A prosecutor said Thursday he is dropping drunken driving charges against an Indianapolis police officer accused in a crash that killed a motorcyclist because the officer's blood test wasn't properly obtained.

"We do not believe it's admissible," Marion County Prosecutor Carl Brizzi said at a news conference, flanked by the city's police chief and public safety director.

Officer David Bisard still faces three felony charges stemming from the Aug. 6 crash, including one count of reckless homicide. Brizzi said he was confident Bisard could be prosecuted on those charges without the blood test.

Brizzi said the blood test showing Bisard had a blood-alcohol content more than twice Indiana's legal limit could not be used as evidence because it wasn't taken in a hospital by someone legally certified to do so, which is required by state law.
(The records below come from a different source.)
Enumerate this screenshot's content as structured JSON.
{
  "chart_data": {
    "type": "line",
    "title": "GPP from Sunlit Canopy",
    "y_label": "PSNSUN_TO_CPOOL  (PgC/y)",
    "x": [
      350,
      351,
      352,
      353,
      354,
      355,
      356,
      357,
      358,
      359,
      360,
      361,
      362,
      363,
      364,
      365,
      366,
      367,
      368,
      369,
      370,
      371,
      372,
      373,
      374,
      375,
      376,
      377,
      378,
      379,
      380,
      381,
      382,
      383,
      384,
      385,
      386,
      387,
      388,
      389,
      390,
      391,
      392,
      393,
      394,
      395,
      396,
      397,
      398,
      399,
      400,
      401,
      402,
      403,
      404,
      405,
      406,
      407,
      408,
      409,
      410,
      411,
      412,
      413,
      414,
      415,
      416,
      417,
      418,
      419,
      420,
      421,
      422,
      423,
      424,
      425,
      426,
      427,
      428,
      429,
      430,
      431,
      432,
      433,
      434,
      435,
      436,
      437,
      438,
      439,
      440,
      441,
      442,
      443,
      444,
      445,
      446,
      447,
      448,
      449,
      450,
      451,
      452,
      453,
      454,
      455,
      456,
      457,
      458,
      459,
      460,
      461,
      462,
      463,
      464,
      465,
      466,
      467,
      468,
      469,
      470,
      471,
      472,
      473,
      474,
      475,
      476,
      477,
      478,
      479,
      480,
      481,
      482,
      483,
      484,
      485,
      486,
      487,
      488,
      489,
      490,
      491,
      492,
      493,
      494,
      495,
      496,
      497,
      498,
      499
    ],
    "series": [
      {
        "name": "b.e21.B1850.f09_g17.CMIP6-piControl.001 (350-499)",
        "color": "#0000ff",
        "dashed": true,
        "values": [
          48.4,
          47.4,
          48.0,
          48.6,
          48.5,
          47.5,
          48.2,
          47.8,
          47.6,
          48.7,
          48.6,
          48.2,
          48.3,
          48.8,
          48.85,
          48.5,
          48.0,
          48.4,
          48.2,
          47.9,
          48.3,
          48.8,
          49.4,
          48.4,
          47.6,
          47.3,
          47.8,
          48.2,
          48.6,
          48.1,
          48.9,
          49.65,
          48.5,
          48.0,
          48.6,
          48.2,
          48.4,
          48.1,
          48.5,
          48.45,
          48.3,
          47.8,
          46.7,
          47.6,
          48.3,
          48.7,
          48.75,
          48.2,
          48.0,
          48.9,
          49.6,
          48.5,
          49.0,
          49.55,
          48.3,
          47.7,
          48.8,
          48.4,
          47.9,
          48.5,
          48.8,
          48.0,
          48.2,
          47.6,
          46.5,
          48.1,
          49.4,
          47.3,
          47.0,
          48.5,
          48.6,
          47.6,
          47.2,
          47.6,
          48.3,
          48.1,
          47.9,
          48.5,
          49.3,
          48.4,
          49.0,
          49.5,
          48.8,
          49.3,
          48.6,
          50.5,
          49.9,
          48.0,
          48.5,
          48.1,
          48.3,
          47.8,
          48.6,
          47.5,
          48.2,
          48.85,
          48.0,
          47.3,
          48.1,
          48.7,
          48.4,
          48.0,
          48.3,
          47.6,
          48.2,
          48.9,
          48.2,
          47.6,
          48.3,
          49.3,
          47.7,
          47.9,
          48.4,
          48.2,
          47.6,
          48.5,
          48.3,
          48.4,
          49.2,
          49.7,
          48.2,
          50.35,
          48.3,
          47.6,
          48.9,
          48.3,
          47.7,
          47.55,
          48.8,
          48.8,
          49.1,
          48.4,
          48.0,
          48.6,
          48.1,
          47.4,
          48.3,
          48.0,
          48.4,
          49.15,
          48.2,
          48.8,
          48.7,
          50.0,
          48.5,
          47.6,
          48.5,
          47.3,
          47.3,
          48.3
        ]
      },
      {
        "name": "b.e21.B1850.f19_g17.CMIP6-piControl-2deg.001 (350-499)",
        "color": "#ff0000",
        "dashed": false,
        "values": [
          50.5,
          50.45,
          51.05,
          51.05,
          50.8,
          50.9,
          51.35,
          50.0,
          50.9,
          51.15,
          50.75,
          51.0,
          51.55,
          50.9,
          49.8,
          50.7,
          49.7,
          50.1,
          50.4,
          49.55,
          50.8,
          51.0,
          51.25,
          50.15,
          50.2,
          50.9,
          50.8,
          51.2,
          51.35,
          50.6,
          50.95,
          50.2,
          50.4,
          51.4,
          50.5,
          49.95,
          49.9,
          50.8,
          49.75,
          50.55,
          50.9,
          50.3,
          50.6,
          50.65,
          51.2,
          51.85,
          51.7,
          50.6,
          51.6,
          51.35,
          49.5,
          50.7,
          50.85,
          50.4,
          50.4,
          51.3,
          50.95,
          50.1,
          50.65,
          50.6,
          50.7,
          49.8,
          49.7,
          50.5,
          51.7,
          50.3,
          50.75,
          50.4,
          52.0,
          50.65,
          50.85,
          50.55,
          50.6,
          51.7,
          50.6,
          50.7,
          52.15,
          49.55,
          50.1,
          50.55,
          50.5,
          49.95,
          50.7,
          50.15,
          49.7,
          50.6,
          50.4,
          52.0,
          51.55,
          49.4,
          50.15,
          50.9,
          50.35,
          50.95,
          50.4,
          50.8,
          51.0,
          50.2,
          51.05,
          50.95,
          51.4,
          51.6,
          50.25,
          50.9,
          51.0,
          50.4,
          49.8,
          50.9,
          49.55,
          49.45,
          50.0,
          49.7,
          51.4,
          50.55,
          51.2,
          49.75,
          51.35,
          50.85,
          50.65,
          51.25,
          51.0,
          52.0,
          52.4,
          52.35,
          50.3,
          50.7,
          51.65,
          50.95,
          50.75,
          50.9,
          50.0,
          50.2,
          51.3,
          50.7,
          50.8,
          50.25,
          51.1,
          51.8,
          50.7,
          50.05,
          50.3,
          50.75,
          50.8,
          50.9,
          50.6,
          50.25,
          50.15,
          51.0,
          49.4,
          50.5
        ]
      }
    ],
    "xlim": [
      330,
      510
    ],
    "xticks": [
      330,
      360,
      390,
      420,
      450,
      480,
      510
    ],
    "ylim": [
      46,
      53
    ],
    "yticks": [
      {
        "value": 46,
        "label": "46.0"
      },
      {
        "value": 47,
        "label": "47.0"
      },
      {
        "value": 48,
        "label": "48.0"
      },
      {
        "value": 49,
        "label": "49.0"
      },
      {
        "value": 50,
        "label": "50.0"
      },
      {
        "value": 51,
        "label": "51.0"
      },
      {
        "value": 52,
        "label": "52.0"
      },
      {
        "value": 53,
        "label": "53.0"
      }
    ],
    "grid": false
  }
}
Instead, a lab technician drew Bisard's blood at a clinic where officers generally are taken after they are injured, he said.

"There is no way that blood test is coming into evidence, the way it was collected," Brizzi said.

Bisard's attorney, John Kautzman, commended Brizzi for "coming forward early with the candid admission" that the blood test was not done properly.

"Obviously, the failure to follow the appropriate standards and protocols meant that the blood draw result obtained was no longer reliable," Kautzman said in a statement.

Hours earlier, Marion Superior Court Judge Grant Hawkins ruled there was no probable cause to suspend Bisard's driver's license because officers at the accident scene didn't suspect he was drunk before asking him to consent to the blood test.

Brizzi said he has doubts whether officers trained to recognize signs of intoxication wouldn't have realized the 36-year-old canine officer was drunk. Asked if he still believed officers hadn't realized Bisard had been drinking, Chief Paul Ciesielski said only that it would be looked into.

Bisard's cruiser crashed into two motorcycles stopped at an intersection, killing one man and injuring two other people. A test showed he had a blood-alcohol level of 0.19, more than twice the legal limit of 0.08. Police said Bisard's car had its lights and sirens on.

Officers at the scene did not give Bisard a breath test, and his blood was drawn more than two hours after the crash. Prosecutors informed officials of the test results Aug. 9 and he was charged Aug. 11.

Public Safety Director Frank Straub said Thursday he had asked the FBI to help the city's professional standards division look into the handling of the case. He also said the officer in charge of the multi-agency team that investigates fatal alcohol-related crashes in Indianapolis was being relieved of duty.

"We are embarrassed," he said. "We failed."

But Straub denied accusations investigators showed Bisard favoritism.

"There was absolutely no deference given to this officer," he said.

Eric Wells, 30, was killed in the crash and the other motorcycle's driver and passenger, Kurt Weekly, 44, and Mary Mills, 47, were seriously injured.

Ciesielski has suspended Bisard without pay and is seeking to have him fired.